We will try to install Python, Virtualenv the Python Virtual Environment tool, and Virtualenvwrapper extensions on CentOS Stream 9 Server.
Update CentOS Stream Server
And we will start with updating our Server, and installing the required packages as the following
# dnf update # dnf groupinstall 'development tools' # dnf install bzip2-devel libffi-devel
Installing Python
The Centos appstream repository currently contains Python3.9 as the default Python package, and it will be automatically installed as a dependency package for the “Development tools” group, but anyway we can install it directly from appstream using the command
# dnf install python
Installing PIP
Directly using appstream repository by running the following command to install PIP, the package installer from Python.
# dnf install pip
Installing Virtualenv
We will install Virtualenv Using PIP as the following
# pip install virtualenv Collecting virtualenv Downloading virtualenv-20.13.3-py2.py3-none-any.whl (8.7 MB) |████████████████████████████████| 8.7 MB 4.5 MB/s Collecting filelock<4,>=3.2 Downloading filelock-3.6.0-py3-none-any.whl (10.0 kB) Requirement already satisfied: six<2,>=1.9.0 in /usr/lib/python3.9/site-packages (from virtualenv) (1.15.0) Collecting distlib<1,>=0.3.1 Downloading distlib-0.3.4-py2.py3-none-any.whl (461 kB) |████████████████████████████████| 461 kB 57.6 MB/s Collecting platformdirs<3,>=2 Downloading platformdirs-2.5.1-py3-none-any.whl (14 kB) Installing collected packages: platformdirs, filelock, distlib, virtualenv Successfully installed distlib-0.3.4 filelock-3.6.0 platformdirs-2.5.1 virtualenv-20.13.3
Installing Virtualenvwrapper Extensions
And we can install Virtualenvwrapper extensions scripts using PIP too by running
# pip install virtualenvwrapper
Create A Project Virtual Environment
Go to your working project directory, for example # cd /root/projects/web_crawler
directory and start creating your project Virtualenv by running the command
# virtualenv env
created virtual environment CPython3.9.10.final.0-64 in 1570ms
creator CPython3Posix(dest=/root/projects/web_crawler/env, clear=False, no_vcs_ignore=False, global=False)

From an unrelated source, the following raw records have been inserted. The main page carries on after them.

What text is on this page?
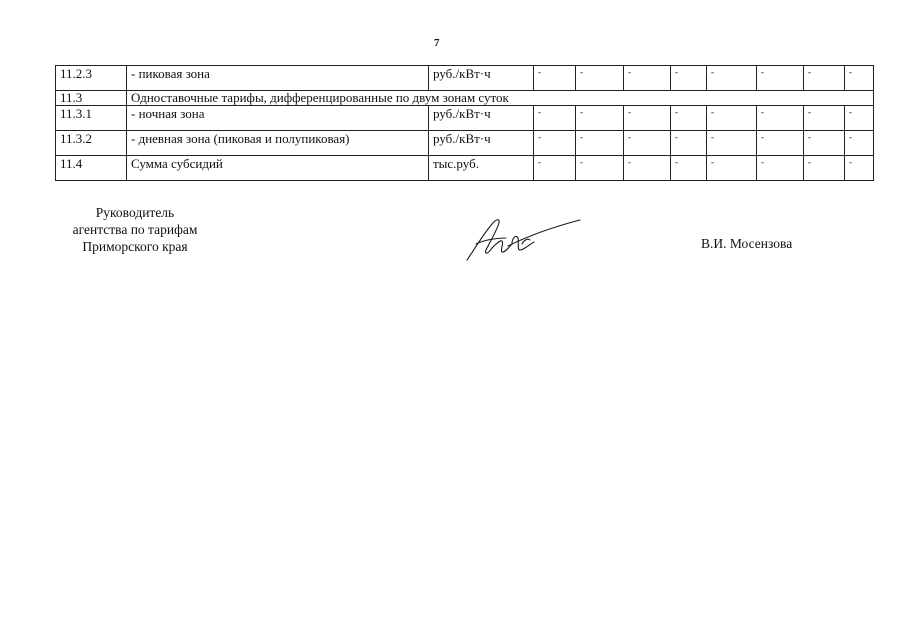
7
11.2.3	- пиковая зона	руб./кВт·ч	-	-	-	-	-	-	-	-
11.3	Одноставочные тарифы, дифференцированные по двум зонам суток									
11.3.1	- ночная зона	руб./кВт·ч	-	-	-	-	-	-	-	-
11.3.2	- дневная зона (пиковая и полупиковая)	руб./кВт·ч	-	-	-	-	-	-	-	-
11.4	Сумма субсидий	тыс.руб.	-	-	-	-	-	-	-	-
Руководитель
агентства по тарифам
Приморского края	В.И. Мосензова
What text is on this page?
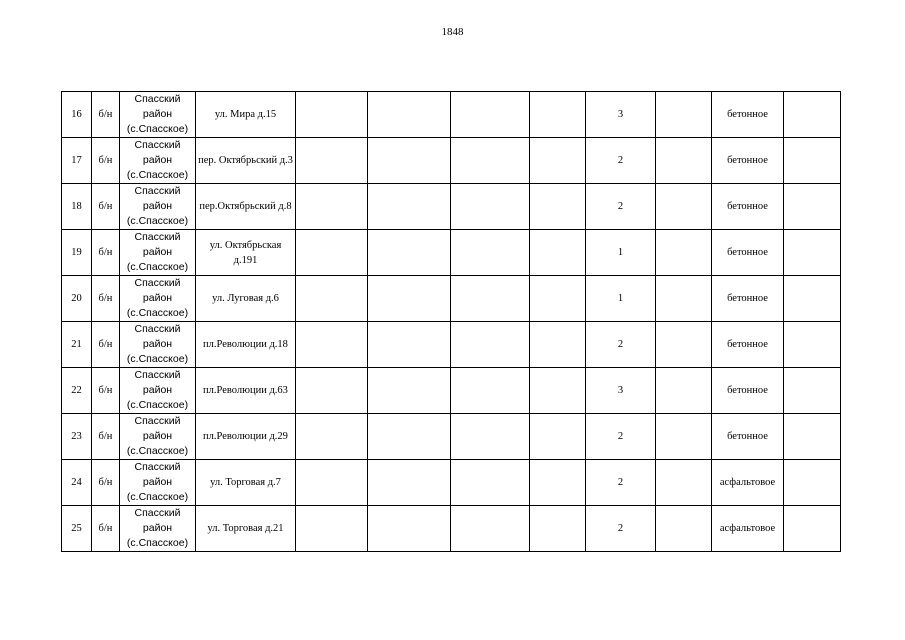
1848
16	б/н	Спасский район (с.Спасское)	ул. Мира д.15					3		бетонное	
17	б/н	Спасский район (с.Спасское)	пер. Октябрьский д.3					2		бетонное	
18	б/н	Спасский район (с.Спасское)	пер.Октябрьский д.8					2		бетонное	
19	б/н	Спасский район (с.Спасское)	ул. Октябрьская д.191					1		бетонное	
20	б/н	Спасский район (с.Спасское)	ул. Луговая д.6					1		бетонное	
21	б/н	Спасский район (с.Спасское)	пл.Революции д.18					2		бетонное	
22	б/н	Спасский район (с.Спасское)	пл.Революции д.63					3		бетонное	
23	б/н	Спасский район (с.Спасское)	пл.Революции д.29					2		бетонное	
24	б/н	Спасский район (с.Спасское)	ул. Торговая д.7					2		асфальтовое	
25	б/н	Спасский район (с.Спасское)	ул. Торговая д.21					2		асфальтовое	
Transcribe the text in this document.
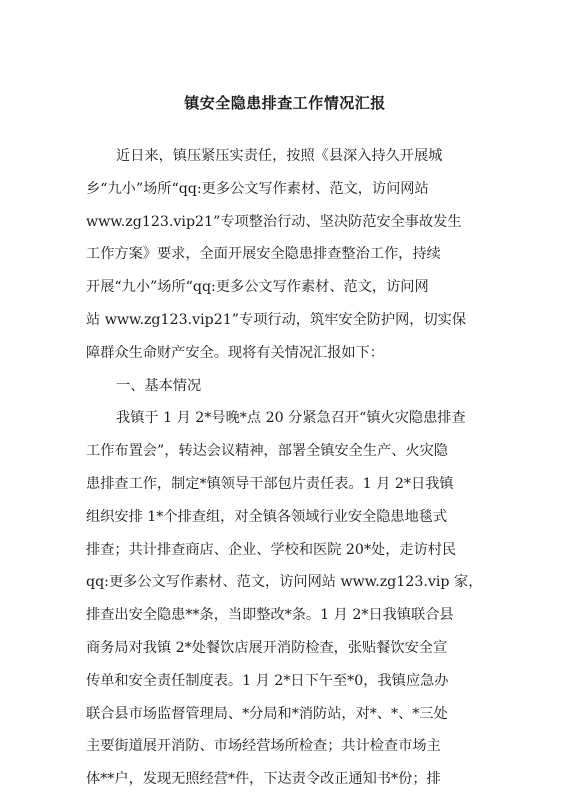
镇安全隐患排查工作情况汇报
近日来，镇压紧压实责任，按照《县深入持久开展城
乡“九小”场所“qq:更多公文写作素材、范文，访问网站
www.zg123.vip21”专项整治行动、坚决防范安全事故发生
工作方案》要求，全面开展安全隐患排查整治工作，持续
开展“九小”场所“qq:更多公文写作素材、范文，访问网
站 www.zg123.vip21”专项行动，筑牢安全防护网，切实保
障群众生命财产安全。现将有关情况汇报如下：
一、基本情况
我镇于 1 月 2*号晚*点 20 分紧急召开“镇火灾隐患排查
工作布置会”，转达会议精神，部署全镇安全生产、火灾隐
患排查工作，制定*镇领导干部包片责任表。1 月 2*日我镇
组织安排 1*个排查组，对全镇各领域行业安全隐患地毯式
排查；共计排查商店、企业、学校和医院 20*处，走访村民
qq:更多公文写作素材、范文，访问网站 www.zg123.vip 家，
排查出安全隐患**条，当即整改*条。1 月 2*日我镇联合县
商务局对我镇 2*处餐饮店展开消防检查，张贴餐饮安全宣
传单和安全责任制度表。1 月 2*日下午至*0，我镇应急办
联合县市场监督管理局、*分局和*消防站，对*、*、*三处
主要街道展开消防、市场经营场所检查；共计检查市场主
体**户，发现无照经营*件，下达责令改正通知书*份；排
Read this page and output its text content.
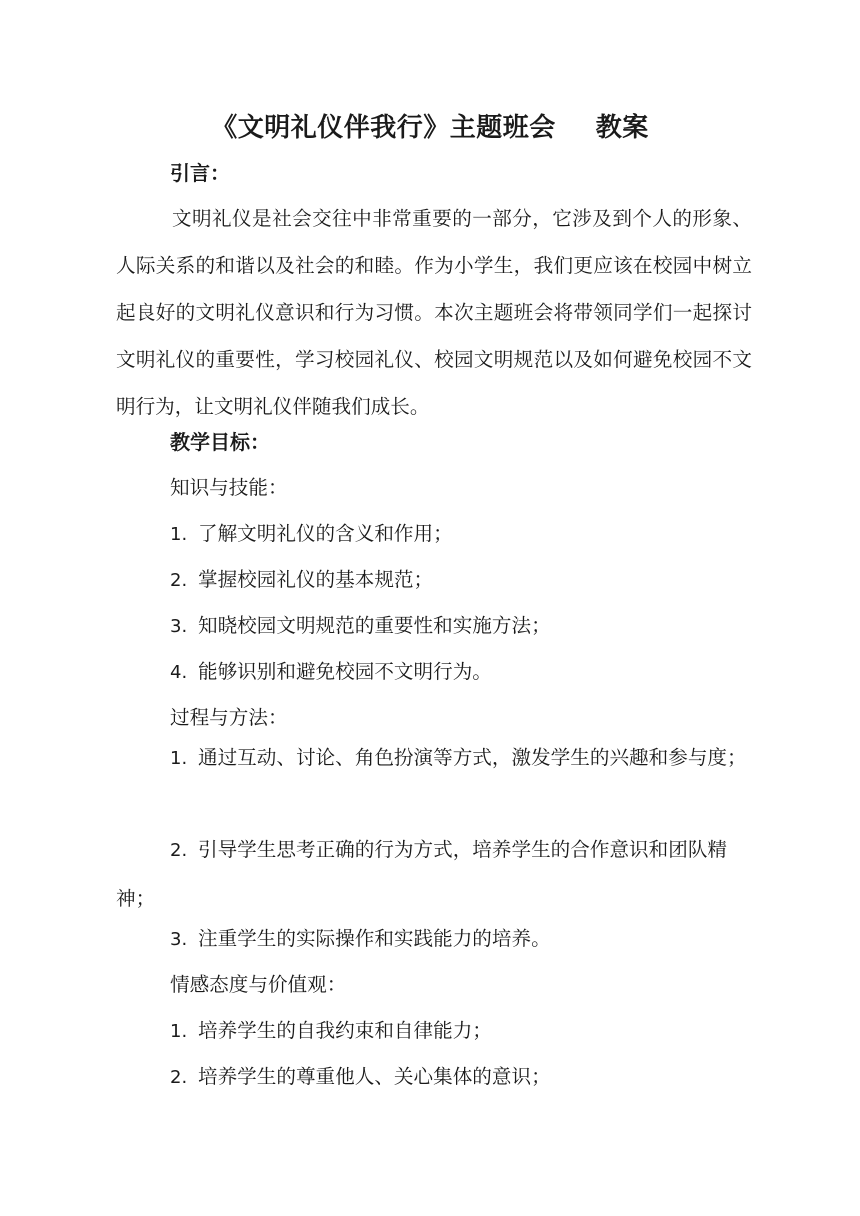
《文明礼仪伴我行》主题班会 教案
引言：
文明礼仪是社会交往中非常重要的一部分，它涉及到个人的形象、人际关系的和谐以及社会的和睦。作为小学生，我们更应该在校园中树立起良好的文明礼仪意识和行为习惯。本次主题班会将带领同学们一起探讨文明礼仪的重要性，学习校园礼仪、校园文明规范以及如何避免校园不文明行为，让文明礼仪伴随我们成长。
教学目标：
知识与技能：
1. 了解文明礼仪的含义和作用；
2. 掌握校园礼仪的基本规范；
3. 知晓校园文明规范的重要性和实施方法；
4. 能够识别和避免校园不文明行为。
过程与方法：
1. 通过互动、讨论、角色扮演等方式，激发学生的兴趣和参与度；
2. 引导学生思考正确的行为方式，培养学生的合作意识和团队精神；
3. 注重学生的实际操作和实践能力的培养。
情感态度与价值观：
1. 培养学生的自我约束和自律能力；
2. 培养学生的尊重他人、关心集体的意识；
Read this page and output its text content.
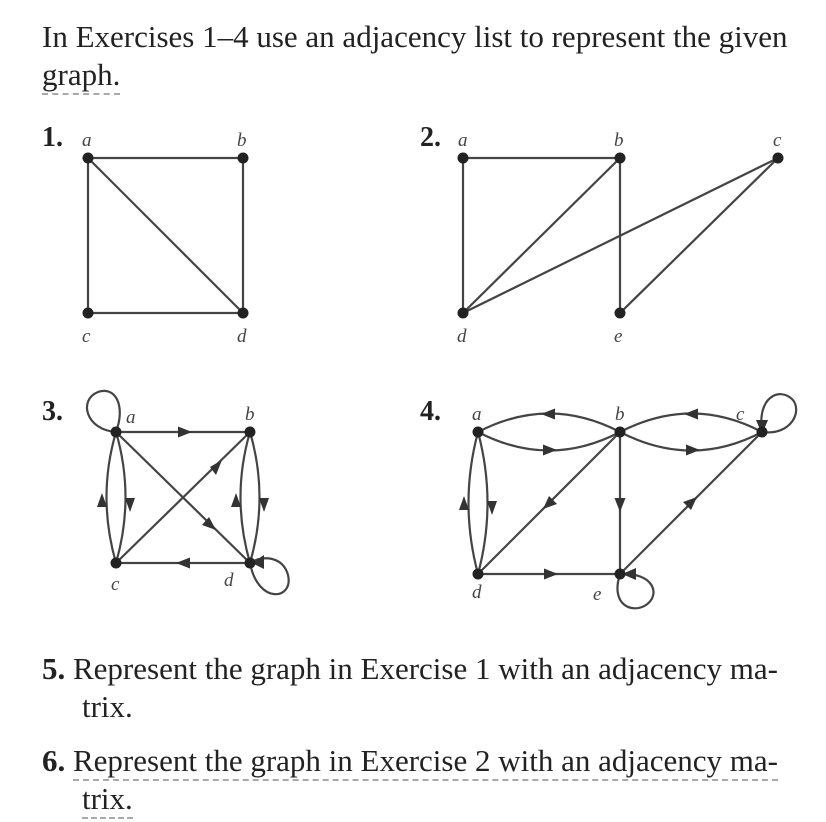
In Exercises 1–4 use an adjacency list to represent the given
graph.
1.	2.
3.	4.
a	b
c	d
a	b	c
d	e
a	b
c	d
a	b	c
d	e
5. Represent the graph in Exercise 1 with an adjacency ma-
trix.
6. Represent the graph in Exercise 2 with an adjacency ma-
trix.
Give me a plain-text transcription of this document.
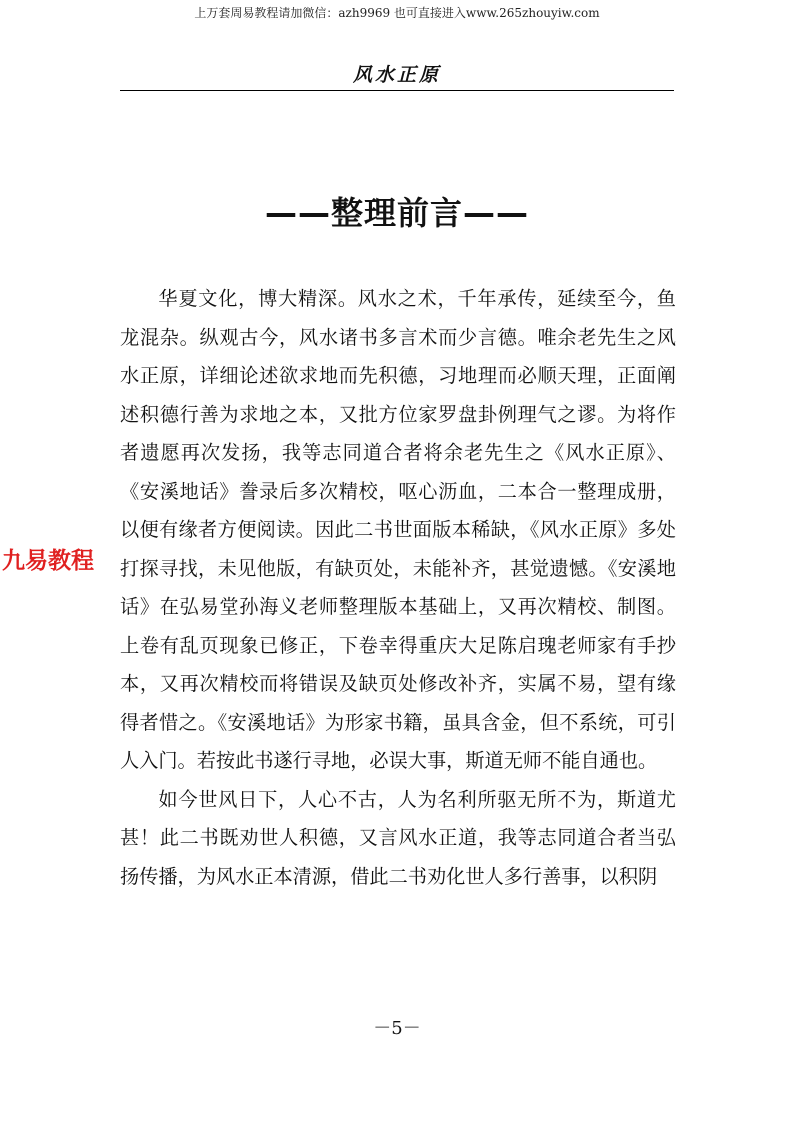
上万套周易教程请加微信：azh9969 也可直接进入www.265zhouyiw.com
风水正原
——整理前言——

华夏文化，博大精深。风水之术，千年承传，延续至今，鱼龙混杂。纵观古今，风水诸书多言术而少言德。唯余老先生之风水正原，详细论述欲求地而先积德，习地理而必顺天理，正面阐述积德行善为求地之本，又批方位家罗盘卦例理气之谬。为将作者遗愿再次发扬，我等志同道合者将余老先生之《风水正原》、《安溪地话》誊录后多次精校，呕心沥血，二本合一整理成册，以便有缘者方便阅读。因此二书世面版本稀缺，《风水正原》多处打探寻找，未见他版，有缺页处，未能补齐，甚觉遗憾。《安溪地话》在弘易堂孙海义老师整理版本基础上，又再次精校、制图。上卷有乱页现象已修正，下卷幸得重庆大足陈启瑰老师家有手抄本，又再次精校而将错误及缺页处修改补齐，实属不易，望有缘得者惜之。《安溪地话》为形家书籍，虽具含金，但不系统，可引人入门。若按此书遂行寻地，必误大事，斯道无师不能自通也。

如今世风日下，人心不古，人为名利所驱无所不为，斯道尤甚！此二书既劝世人积德，又言风水正道，我等志同道合者当弘扬传播，为风水正本清源，借此二书劝化世人多行善事，以积阴

九易教程
－5－
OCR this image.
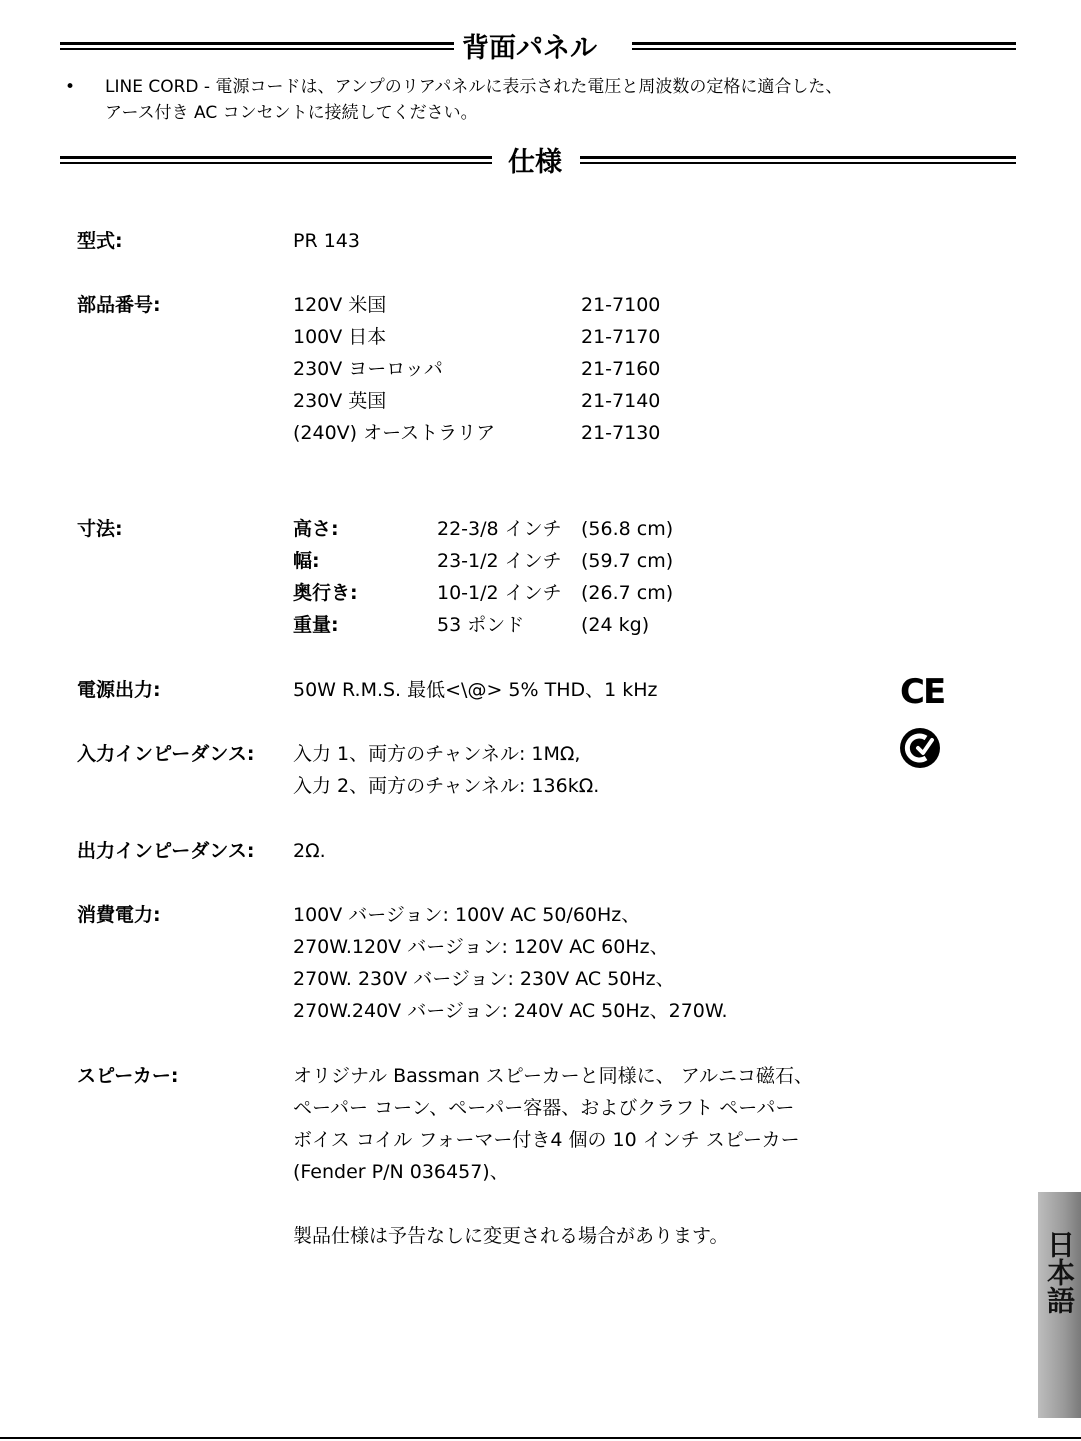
背面パネル
• LINE CORD - 電源コードは、アンプのリアパネルに表示された電圧と周波数の定格に適合した、
アース付き AC コンセントに接続してください。
仕様
型式:	PR 143
部品番号:	120V 米国	21-7100
100V 日本	21-7170
230V ヨーロッパ	21-7160
230V 英国	21-7140
(240V) オーストラリア	21-7130
寸法:	高さ:	22-3/8 インチ (56.8 cm)
幅:	23-1/2 インチ (59.7 cm)
奥行き:	10-1/2 インチ (26.7 cm)
重量:	53 ポンド	(24 kg)
電源出力:	50W R.M.S. 最低<\@> 5% THD、1 kHz
入力インピーダンス: 入力 1、両方のチャンネル: 1MΩ,
入力 2、両方のチャンネル: 136kΩ.
出力インピーダンス: 2Ω.
消費電力:	100V バージョン: 100V AC 50/60Hz、
270W.120V バージョン: 120V AC 60Hz、
270W. 230V バージョン: 230V AC 50Hz、
270W.240V バージョン: 240V AC 50Hz、270W.
スピーカー:	オリジナル Bassman スピーカーと同様に、 アルニコ磁石、
ペーパー コーン、ペーパー容器、およびクラフト ペーパー
ボイス コイル フォーマー付き4 個の 10 インチ スピーカー
(Fender P/N 036457)、
製品仕様は予告なしに変更される場合があります。
CE
日本語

seeder FromAppData(download=False, pip=bundle, setuptools=bundle, wheel=bundle, via=copy, app_data_dir=/root/.local/share/virtualenv)
added seed packages: pip==22.0.4, setuptools==60.9.3, wheel==0.37.1
activators BashActivator,CShellActivator,FishActivator,NushellActivator,PowerShellActivator,PythonActivator
You can choose your environment name by replacing env with yours, and If you installed multiple different Python versions on your CentOS Stream you can pass--python
optional argument to virtualenv command, to specify the targeted Python version of your created environment.
# virtualenv --python=python3.6.8 env
And to check the current Virtual Environment Python version of your working project, from the project directory run the command # ls env/lib
and your Python project version will be listed as
# ls env/lib python3.9
Activate Virtualenv
In your working project directory run the command
# source env/bin/activate
And so you have activated and applied an isolated environment for the current project.
Deactivate a Virtual Environment
To deactivate and exit the virtual environment, just from the working project directory run the following command
# deactivate
For CentOS Stream 8 you can apply the same steps with more appstream Python versions as we have talked about in the article Installing Python On Linux Centos Stream 8.